Last year I met a guy from Minnesota on HobbyMachinist.com who had an 'extra' tool and cutter grinder.  After quite a bit of negotiation, haggling and arm wrestling by email (both ways), we settled on a price.  It turns out that his wife wanted to see Banff again, the last time was in her childhood.  So we settled on a price that included its delivery to my garage door(!!)  and then five months later, in July, it arrived!  

It is a 'Keller' cutter grinder, which was sold to sharpen cutters for an enormous 3D pantograph mill called a 'Keller machine' - 30 feet high, operated by 4-6 men, commonly used to create the huge dies that made auto body panel dies.

This one is a 1931 model, and will take about a year to restore.  It was found outside a tool and die shop, and he bought it at scrap price - it was being picked up that week by a metal recycler to be melted down!  It was a great save on his part, but he already had the next bigger model.

The collets you see in the coolant tray are unique to these machines, are hard to find, and very expensive if you find any at all - it is a wonder he had two sets, and was able to give me one!  The size goes from 1 1/4 to 3/8 by 1/16s  missing 3 collets.


----------



## CalgaryPT (Sep 22, 2017)

Wow.

Suddenly I feel much better about the size of machines in my shop.

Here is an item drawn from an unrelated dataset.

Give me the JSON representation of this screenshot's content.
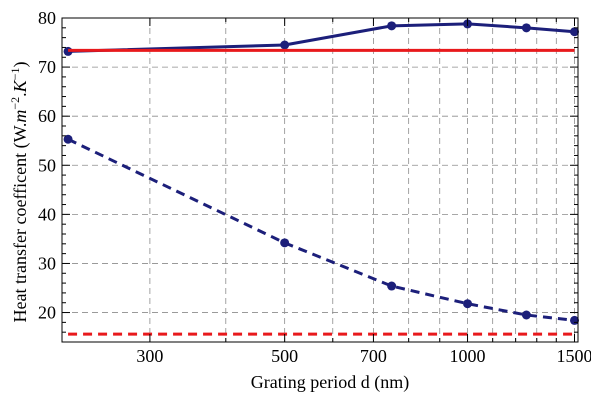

Thanks.


----------



## PeterT (Sep 22, 2017)

Wow, looks solid. Its going to be nice. I've heard P&W developed many industry standard collets & spindle noses and....of their own specs back in the industrial day when they were king. Do you know what that particular T&C format was called?


----------



## Dabbler (Sep 22, 2017)

I could check with Daryl... I think he knows.  I post it here if I find out.


----------